3 Tips: "How to Beer Garden"

The heads behind the concept: Bernd Radecker, Gorilla Bar, and Marcus Gessler, operator of six of the participating concepts.
The heads behind the concept: Bernd Radecker, Gorilla Bar, and Marcus Gessler, operator of six of the participating concepts.

In 2020, multi-restaurateur Marcus Gessler demonstrated on Münster, Germany, how a digitally organized beer garden takes off Covid-compliant. Now, he is happy to share his start-up know-how for the second Covid summer. Here are his 3 tips for summer success.


#1 Finding the right spot

"Before you can even find the perfect place for yourself, you have to be clear about your concept," says Marcus Geßler and explains: "You can't say across the board whether a beer garden will be better received in the city centre on cobblestones or in a city park in the countryside – of course, it's also a matter of how big you want to make the beer garden itself."

Unlike permanent venues with an established community, one of the most important tasks is to catch the eye and score points with as many potential patrons as possible in a short period of time, he said. "I believe that you do yourself a favor if you take the pop up concept to a location where people already like to be in their free time, rather than trying to steer them there with a lot of effort." What this usually means is that new and existing concepts, including shops, can mutually stimulate business in busy places close to the city. "In contrast to the meticulously planned interior of a restaurant, it's primarily the surroundings that determine whether you feel comfortable or not."

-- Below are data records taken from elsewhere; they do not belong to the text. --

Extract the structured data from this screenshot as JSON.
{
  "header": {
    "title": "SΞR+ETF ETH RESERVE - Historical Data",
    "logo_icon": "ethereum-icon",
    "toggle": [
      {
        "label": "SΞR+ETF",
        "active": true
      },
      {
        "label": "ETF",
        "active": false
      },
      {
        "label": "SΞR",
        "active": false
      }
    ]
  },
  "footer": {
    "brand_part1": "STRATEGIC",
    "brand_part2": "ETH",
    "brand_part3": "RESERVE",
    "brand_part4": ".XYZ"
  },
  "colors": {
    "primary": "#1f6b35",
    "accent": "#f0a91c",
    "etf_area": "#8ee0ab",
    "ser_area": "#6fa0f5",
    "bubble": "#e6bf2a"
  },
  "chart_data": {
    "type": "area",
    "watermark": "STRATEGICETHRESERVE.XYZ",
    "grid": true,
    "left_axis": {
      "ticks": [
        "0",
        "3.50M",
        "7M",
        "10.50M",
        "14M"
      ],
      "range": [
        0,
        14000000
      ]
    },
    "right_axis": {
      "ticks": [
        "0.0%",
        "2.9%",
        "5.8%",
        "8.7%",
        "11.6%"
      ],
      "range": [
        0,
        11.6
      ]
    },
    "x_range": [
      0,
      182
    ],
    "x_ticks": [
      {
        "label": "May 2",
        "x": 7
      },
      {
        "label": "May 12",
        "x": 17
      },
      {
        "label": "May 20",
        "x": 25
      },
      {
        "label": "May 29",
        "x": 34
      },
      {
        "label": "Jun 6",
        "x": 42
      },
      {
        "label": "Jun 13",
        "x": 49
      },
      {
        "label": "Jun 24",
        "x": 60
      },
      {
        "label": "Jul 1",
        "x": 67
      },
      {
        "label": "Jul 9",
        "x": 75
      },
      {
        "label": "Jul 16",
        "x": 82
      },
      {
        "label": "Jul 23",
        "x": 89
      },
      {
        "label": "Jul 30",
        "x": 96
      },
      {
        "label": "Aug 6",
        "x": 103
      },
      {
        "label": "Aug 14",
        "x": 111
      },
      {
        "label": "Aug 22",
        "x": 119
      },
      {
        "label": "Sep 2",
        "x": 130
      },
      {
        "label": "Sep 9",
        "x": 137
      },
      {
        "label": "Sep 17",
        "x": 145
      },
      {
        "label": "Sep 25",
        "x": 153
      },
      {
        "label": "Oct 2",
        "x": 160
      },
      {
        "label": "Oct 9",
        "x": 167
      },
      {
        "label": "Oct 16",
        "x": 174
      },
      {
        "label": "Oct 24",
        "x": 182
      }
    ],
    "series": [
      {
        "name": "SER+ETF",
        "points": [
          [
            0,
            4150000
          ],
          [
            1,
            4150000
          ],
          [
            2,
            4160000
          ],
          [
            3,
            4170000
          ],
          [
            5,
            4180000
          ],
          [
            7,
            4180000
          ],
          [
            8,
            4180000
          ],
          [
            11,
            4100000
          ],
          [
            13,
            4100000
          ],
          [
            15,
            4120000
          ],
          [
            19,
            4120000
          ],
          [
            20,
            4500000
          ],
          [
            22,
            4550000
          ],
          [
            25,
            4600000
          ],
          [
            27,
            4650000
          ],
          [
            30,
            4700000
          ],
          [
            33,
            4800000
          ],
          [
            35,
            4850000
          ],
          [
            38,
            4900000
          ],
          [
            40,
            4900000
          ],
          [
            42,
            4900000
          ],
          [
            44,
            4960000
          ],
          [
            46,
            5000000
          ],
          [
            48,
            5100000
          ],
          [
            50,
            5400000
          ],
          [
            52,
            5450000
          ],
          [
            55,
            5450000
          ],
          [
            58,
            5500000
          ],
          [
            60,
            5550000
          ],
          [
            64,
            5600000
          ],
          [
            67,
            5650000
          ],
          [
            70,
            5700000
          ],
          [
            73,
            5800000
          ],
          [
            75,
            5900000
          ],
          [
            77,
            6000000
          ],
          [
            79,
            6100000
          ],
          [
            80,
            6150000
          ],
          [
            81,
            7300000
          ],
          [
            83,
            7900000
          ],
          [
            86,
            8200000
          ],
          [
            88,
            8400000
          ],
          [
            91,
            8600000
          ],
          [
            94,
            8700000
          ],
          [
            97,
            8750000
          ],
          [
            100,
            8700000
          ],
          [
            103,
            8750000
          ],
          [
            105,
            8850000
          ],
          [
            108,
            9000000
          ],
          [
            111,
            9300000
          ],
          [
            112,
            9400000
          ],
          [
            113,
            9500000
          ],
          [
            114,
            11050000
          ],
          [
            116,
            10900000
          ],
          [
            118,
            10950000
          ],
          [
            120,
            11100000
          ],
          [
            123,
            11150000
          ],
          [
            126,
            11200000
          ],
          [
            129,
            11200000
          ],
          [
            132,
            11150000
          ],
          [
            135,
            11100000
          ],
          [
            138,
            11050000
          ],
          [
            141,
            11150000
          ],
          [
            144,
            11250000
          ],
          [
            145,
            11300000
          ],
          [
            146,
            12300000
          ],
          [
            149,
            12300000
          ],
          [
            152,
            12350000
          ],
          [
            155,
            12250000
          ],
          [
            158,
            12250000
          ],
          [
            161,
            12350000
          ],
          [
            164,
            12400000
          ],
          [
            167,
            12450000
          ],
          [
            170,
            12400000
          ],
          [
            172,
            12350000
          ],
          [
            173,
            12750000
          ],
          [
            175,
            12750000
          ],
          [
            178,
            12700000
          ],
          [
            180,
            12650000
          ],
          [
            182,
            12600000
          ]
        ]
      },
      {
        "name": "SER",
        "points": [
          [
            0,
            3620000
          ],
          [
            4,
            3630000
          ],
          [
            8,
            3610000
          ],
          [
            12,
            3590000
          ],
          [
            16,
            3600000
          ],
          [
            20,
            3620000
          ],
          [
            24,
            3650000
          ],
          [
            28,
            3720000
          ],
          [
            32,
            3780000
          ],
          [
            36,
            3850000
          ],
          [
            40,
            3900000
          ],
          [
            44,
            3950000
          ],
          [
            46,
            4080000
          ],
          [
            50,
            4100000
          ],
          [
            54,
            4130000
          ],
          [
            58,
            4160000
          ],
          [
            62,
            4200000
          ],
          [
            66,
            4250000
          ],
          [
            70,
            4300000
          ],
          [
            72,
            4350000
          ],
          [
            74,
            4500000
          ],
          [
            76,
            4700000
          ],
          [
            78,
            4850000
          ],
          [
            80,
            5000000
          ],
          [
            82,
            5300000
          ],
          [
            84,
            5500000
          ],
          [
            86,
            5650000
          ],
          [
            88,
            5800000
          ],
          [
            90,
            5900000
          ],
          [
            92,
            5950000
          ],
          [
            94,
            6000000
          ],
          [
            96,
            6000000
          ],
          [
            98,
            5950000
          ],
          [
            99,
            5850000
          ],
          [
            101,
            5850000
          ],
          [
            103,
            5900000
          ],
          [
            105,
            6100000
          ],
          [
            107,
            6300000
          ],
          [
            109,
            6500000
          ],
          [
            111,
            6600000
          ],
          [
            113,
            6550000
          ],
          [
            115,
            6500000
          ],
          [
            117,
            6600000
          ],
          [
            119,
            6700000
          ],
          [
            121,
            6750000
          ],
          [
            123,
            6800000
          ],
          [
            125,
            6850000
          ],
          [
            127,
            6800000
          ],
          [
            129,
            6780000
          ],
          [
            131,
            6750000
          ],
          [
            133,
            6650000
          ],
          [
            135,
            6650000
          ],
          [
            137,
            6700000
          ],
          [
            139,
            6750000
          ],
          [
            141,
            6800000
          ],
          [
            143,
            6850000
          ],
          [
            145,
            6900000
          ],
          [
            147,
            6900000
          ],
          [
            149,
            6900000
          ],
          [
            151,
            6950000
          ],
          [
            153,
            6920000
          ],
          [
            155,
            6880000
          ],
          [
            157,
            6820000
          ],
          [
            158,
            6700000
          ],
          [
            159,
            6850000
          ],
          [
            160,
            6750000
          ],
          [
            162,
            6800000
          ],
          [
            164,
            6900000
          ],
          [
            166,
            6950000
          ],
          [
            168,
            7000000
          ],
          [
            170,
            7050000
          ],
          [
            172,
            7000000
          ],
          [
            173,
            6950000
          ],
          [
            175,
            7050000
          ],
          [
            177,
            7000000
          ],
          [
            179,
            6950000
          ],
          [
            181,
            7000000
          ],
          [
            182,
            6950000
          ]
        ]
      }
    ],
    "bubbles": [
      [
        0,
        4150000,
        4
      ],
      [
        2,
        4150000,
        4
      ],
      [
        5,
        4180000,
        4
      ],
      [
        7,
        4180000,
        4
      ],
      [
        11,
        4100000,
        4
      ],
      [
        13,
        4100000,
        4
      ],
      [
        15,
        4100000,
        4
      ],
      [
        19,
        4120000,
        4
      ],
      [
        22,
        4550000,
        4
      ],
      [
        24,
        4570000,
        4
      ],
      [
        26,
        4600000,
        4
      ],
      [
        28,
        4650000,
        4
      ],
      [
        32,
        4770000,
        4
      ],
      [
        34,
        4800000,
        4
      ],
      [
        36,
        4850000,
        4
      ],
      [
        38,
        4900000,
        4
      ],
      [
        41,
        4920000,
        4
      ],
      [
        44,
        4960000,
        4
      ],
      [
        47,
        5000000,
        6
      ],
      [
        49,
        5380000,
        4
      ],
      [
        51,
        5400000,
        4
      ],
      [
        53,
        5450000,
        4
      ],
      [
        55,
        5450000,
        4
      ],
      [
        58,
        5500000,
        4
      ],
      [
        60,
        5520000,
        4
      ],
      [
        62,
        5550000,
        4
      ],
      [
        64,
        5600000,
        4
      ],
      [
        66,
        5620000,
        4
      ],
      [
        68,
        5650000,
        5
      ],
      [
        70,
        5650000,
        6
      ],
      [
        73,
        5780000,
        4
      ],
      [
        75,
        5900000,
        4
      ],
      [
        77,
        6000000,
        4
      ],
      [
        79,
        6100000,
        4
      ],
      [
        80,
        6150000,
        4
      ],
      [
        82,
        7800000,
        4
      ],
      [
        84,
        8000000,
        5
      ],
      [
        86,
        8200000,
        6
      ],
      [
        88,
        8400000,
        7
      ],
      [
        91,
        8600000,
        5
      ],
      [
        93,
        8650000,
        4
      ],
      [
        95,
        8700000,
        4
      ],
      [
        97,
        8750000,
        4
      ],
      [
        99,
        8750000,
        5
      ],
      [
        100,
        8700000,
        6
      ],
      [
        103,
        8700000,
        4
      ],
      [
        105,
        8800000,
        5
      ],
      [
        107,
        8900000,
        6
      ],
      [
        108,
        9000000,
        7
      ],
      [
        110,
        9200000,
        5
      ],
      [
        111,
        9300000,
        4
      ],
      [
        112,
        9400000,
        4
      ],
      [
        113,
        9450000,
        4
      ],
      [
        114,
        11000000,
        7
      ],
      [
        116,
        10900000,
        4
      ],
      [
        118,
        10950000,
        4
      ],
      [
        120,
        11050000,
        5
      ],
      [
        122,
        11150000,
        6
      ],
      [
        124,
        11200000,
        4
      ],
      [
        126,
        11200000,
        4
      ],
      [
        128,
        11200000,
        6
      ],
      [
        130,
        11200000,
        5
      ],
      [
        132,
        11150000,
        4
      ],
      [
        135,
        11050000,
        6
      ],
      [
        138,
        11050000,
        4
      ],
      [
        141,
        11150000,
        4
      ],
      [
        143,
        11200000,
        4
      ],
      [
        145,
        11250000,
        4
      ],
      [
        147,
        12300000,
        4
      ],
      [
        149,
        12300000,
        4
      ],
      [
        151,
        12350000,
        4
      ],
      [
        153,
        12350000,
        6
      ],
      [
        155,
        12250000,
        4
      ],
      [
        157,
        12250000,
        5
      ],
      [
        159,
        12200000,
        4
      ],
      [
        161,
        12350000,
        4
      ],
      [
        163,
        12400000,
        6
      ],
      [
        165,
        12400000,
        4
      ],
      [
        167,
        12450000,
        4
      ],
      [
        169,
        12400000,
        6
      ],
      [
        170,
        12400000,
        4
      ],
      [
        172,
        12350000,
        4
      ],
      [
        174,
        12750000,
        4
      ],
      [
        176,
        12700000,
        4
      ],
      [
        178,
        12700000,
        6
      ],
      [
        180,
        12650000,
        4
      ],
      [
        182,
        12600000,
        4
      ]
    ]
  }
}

#2 An offer you can't refuse

Marcus Gessler has converted an overseas container into a bar to offer a variety of drinks from draught beer and lemonades to wine and mixed long drinks - for up to 500 guests. Although there is no kitchen in sight, Gessler is sure to offer the best menu in town: "We don't cook ourselves here, but we don't have to, given the good, varied foodservice offer available in Münster," he explains. Anyone who wants something to eat orders via the beer garden website. It contains the complete menu of all participating restaurants in the university city. They then deliver the food directly to the beer garden.

Biergarten.ms, Münster 2020: Digital gegen die Krise

#3 Simply work efficiently

Gessler's Covid pop-up beer garden owes its success in part to its digital platform for operations. "Almost all of our processes here run through chayns," the restaurateur reveals. The software provides digital check-in for guests to trace contacts if necessary, and was the basis for contactless and cashless ordering and payment. The service staff did not have to deal with "handheld computers" for orders or giant wallets for cash. Even the stop at the traditional cash register was eliminated altogether. The guests' smartphones were the sole "working medium", the QR code on the deck chair and beer table the digital link for the food and drink selection. A digital self-service system, where the guests take over the service themselves. "It is estimated that we save half of our daily walking paths and can certainly also save 30 percent of the time that we would otherwise need," calculates Marcus Gessler.